Bergsma, Wicher; Dassios, Angelos. A consistent test of independence based on a sign covariance related to Kendall’s tau. Bernoulli 20 (2014), no. 2, 1006–1028.

The tau* statistic has the special property that it is 0 if and only if the bivariate distribution it is computed upon is independent (under some weak conditions on the bivariate distribution) and is positive otherwise. Since t, the U-statistic corresponding to tau, is an unbiased estimator of tau* this gives a consistent test of independence.
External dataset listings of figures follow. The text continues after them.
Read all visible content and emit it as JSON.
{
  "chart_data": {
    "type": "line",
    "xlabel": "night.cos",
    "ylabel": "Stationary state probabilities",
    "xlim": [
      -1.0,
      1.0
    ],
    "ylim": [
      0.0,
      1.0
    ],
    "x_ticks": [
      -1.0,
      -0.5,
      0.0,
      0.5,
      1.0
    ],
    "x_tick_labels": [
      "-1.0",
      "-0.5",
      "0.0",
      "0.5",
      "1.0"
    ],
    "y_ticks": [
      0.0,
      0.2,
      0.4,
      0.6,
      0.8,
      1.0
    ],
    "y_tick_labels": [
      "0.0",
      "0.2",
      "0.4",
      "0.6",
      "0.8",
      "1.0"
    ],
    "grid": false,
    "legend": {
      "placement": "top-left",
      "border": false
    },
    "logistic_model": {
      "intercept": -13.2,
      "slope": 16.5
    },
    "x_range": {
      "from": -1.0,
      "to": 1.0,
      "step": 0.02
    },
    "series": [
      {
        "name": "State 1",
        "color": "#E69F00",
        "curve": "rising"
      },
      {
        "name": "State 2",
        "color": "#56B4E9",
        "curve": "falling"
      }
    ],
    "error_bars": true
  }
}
Computing t* naively results an algorithm that takes O(n^4) time where n is the sample size. Luckily it is possible to compute t* much faster (in O(n^2) time) using the algorithm described in:

Heller, Yair and Heller, Ruth. “Computing the Bergsma Dassios sign-covariance.” arXiv preprint arXiv:1605.08732 (2016).

building off of the O(n^2*log(n)) algorithm of:

Weihs, Luca, Mathias Drton, and Dennis Leung. “Efficient Computation of the Bergsma-Dassios Sign Covariance.” arXiv preprint arXiv:1504.00964 (2015).

This fast algorithm is implemented in this package. Moreover, the package also uses the results of Nandy, Weihs, and Drton (2016) to allow the use of t* in performing tests of independence. In particular, we provide the function tauStarTest which automates tests of independence using the asymptotic null distribution of t*.

Example

A simple example of computing t* on a independent bivariate normal distribution follows:

> set.seed(2342)
> x = rnorm(1000)
> y = rnorm(1000)
> tStar(x, y)
[1] 0.0003637266

Similarly, we may obtain the asymptotic p-value corresponding to a test of independence as follows:

> set.seed(2341)
> x = rnorm(1000)
> y = rnorm(1000)
> tauStarTest(x, y)$pVal
[1] 0.5692797

Where to go

The main functionality of this package is currently included in the functions tStar (which computes the t* statistic on two input vectors) and tauStarTest (which performs tests of independence using t*). One may also be interested in the functions

  1. pHoeffInd, dHoeffInd, rHoeffInd, qHoeffInd
  2. pDisHoeffInd, dDisHoeffInd, rDisHoeffInd, qDisHoeffInd
  3. pMixHoeffInd, dMixHoeffInd, rMixHoeffInd, qMixHoeffInd

which compute distribution functions, densities, random samples, and quantiles for the asymptotic distribution of t* in different cases.